01/23/2012 11:52 am ET

What to Watch: TV Picks For January 23 - 29

"Touch" - Wednesday January 25, 9 p.m. ET/PT, Global/Fox

Don't get too excited -- tonight is just a preview of this new Keifer Sutherland series, which will eventually debut in March, in the old "24" slot. Created by Tim Kring ("Heroes"), it stars everyone's favourite Christmas tree wrangler as a 9/11 widower with an autistic son, who just might be able to predict the future. Danny Glover co-stars as an expert on child math prodigies, and Gugu Mbatha-Raw, who was the best thing about "Undercovers" for the few minutes it lasted, plays a social worker.

"CSI" - Wednesday January 25, 10 p.m. ET/PT, CTV/CBS

After over 260 episodes, original cast member Marg Helgenberger dons her bulletproof vest over a sexy camisole for the last time tonight, as her character Catherine Willows departs the CSI team. I haven't watched the show in a long time, pretty much since William Petersen said sayonara, but I can see tuning in to give Marg a proper farewell. If you think about it, her Catherine was the ass-kicking, sexy single mom with both brains and body that TV has been trying to craft a show around for the last decade. Guys, Catherine Willows is basically Wonder Woman. How did I not see this before?

"The 18th Annual SAG Awards" - Sunday January 29, 8 p.m. ET, Global/TNT/TBS

You have to be really dedicated to the Hollywood cause to watch this awards show, which tends to be a predictor of, well.. nothing, really. But it does represent your last chance to laugh at the absurdity of a nomination for Greg Kinnear for that unholy mess "The Kennedys." The SAGS feature TV as well as film, and the usual suspects are here. Though I'm guessing "Homeland" didn't qualify for this year, which means maybe "Game of Thrones" stands a chance of picking up a well-deserved award here.

"Luck" - Sunday January 29, 9 p.m.
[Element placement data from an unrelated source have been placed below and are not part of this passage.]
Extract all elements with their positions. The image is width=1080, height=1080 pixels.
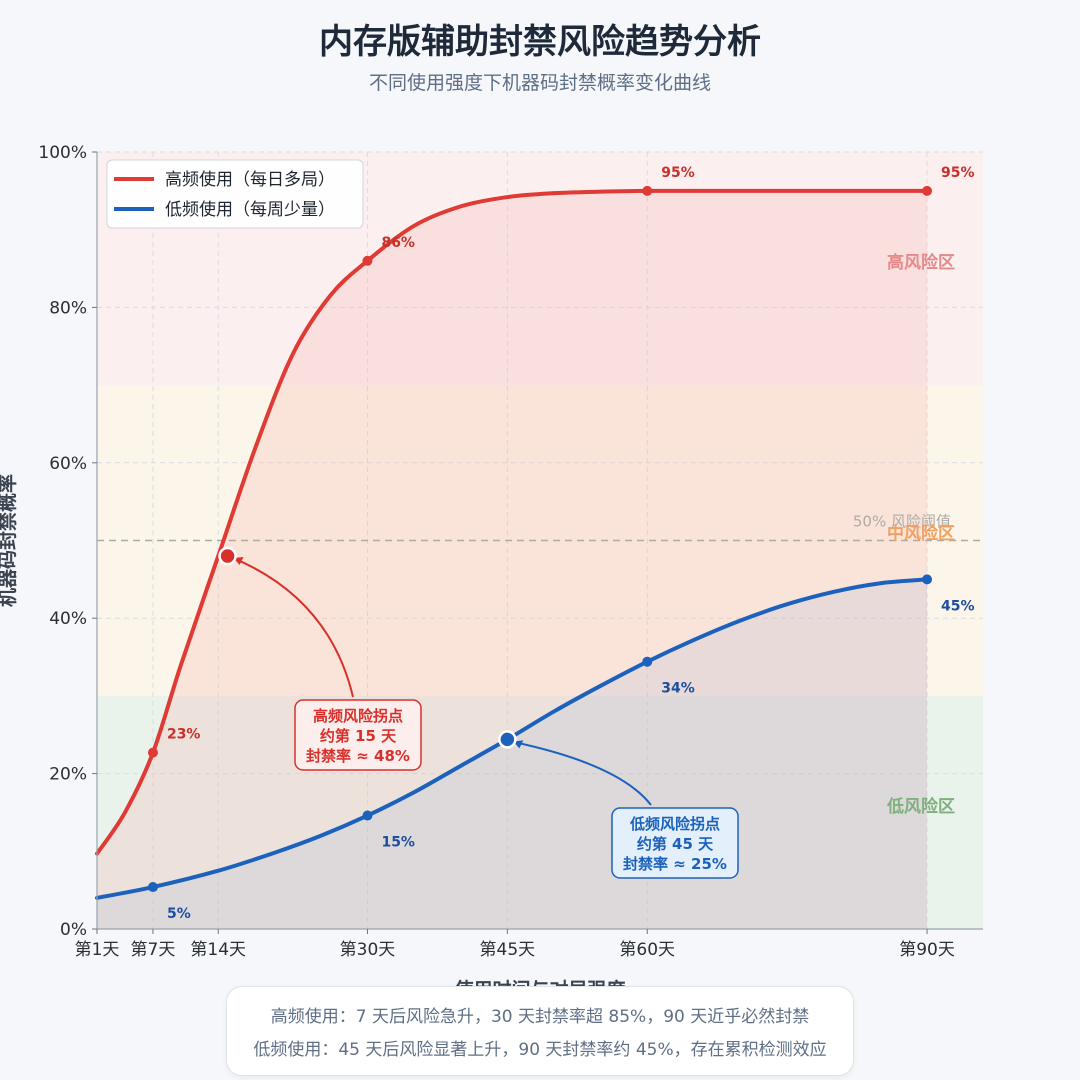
data-point [642,656,653,667]
zone-label: 低风险区 [886,796,955,817]
y-tick-label: 100% [38,143,87,163]
annotation-box [611,807,739,879]
data-label: 95% [661,165,695,181]
y-tick-label: 60% [49,454,87,474]
zone-label: 高风险区 [887,252,955,273]
y-tick-label: 0% [60,920,87,940]
legend-box [106,159,364,229]
inflection-point [498,730,517,749]
threshold-label: 50% 风险阈值 [853,513,951,531]
data-point [642,185,653,196]
data-point [147,747,158,758]
data-point [922,185,933,196]
summary-box: 高频使用：7 天后风险急升，30 天封禁率超 85%，90 天近乎必然封禁 低频… [226,986,854,1076]
summary-line-high: 高频使用：7 天后风险急升，30 天封禁率超 85%，90 天近乎必然封禁 [270,1007,810,1027]
annotation-arrow [515,741,652,806]
data-label: 95% [941,165,975,181]
x-tick-label: 第45天 [480,940,536,960]
inflection-point [218,546,237,566]
x-tick-label: 第14天 [190,940,246,960]
data-label: 86% [381,235,415,251]
annotation-arrow [235,558,354,698]
annotation-text: 高频风险拐点 [313,707,403,725]
data-label: 34% [661,681,695,697]
x-tick-label: 第30天 [340,940,396,960]
legend-label: 低频使用（每周少量） [165,199,335,220]
data-point [362,810,373,821]
annotation-text: 低频风险拐点 [629,815,720,833]
legend: 高频使用（每日多局） 低频使用（每周少量） [106,159,364,229]
annotation-box [294,699,422,771]
x-tick-label: 第1天 [75,940,120,960]
zone-label: 中风险区 [887,523,955,544]
annotation-text: 封禁率 ≈ 48% [306,747,410,765]
annotation-text: 约第 45 天 [637,835,714,853]
legend-label: 高频使用（每日多局） [165,169,335,190]
y-tick-label: 20% [49,765,87,785]
summary-line-low: 低频使用：45 天后风险显著上升，90 天封禁率约 45%，存在累积检测效应 [253,1040,827,1060]
data-label: 15% [381,835,415,851]
y-tick-label: 80% [49,298,87,318]
chart-subtitle: 不同使用强度下机器码封禁概率变化曲线 [368,72,711,94]
data-label: 45% [941,598,975,614]
x-tick-label: 第7天 [131,940,176,960]
data-point [362,255,373,266]
chart-title: 内存版辅助封禁风险趋势分析 [319,22,761,62]
risk-zone-band [97,695,983,929]
annotation-text: 封禁率 ≈ 25% [623,855,727,873]
series-line [95,577,930,900]
x-tick-label: 第60天 [619,940,675,960]
data-point [147,882,158,893]
y-axis-title: 机器码封禁概率 [0,474,19,607]
y-tick-label: 40% [49,609,87,629]
data-point [922,574,933,585]
data-label: 5% [167,906,191,922]
data-label: 23% [167,727,201,743]
annotation-text: 约第 15 天 [320,727,397,745]
x-tick-label: 第90天 [899,940,955,960]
ET/MT, HBO Canada/HBO

This new series from David Milch ("Deadwood") and Michael Mann ("Robbery Homicide Division") is set in the world of horse racing, and has critics thrilled with the complex, difficult material -- think "The Sopranos" and "Rome." I'm sure it's very good, but I can't help but question the decision to go so old with the cast. No doubt Dustin Hoffman, Nick Nolte, Michael Gambon, Dennis Farina, Jill Hennessy Richard Kind and Joan Allen bring great skill and experience to the production, but a fresh faced up-and-comer in a leading role wouldn't hurt. No matter how cerebral the show, there always needs to be a little eye candy.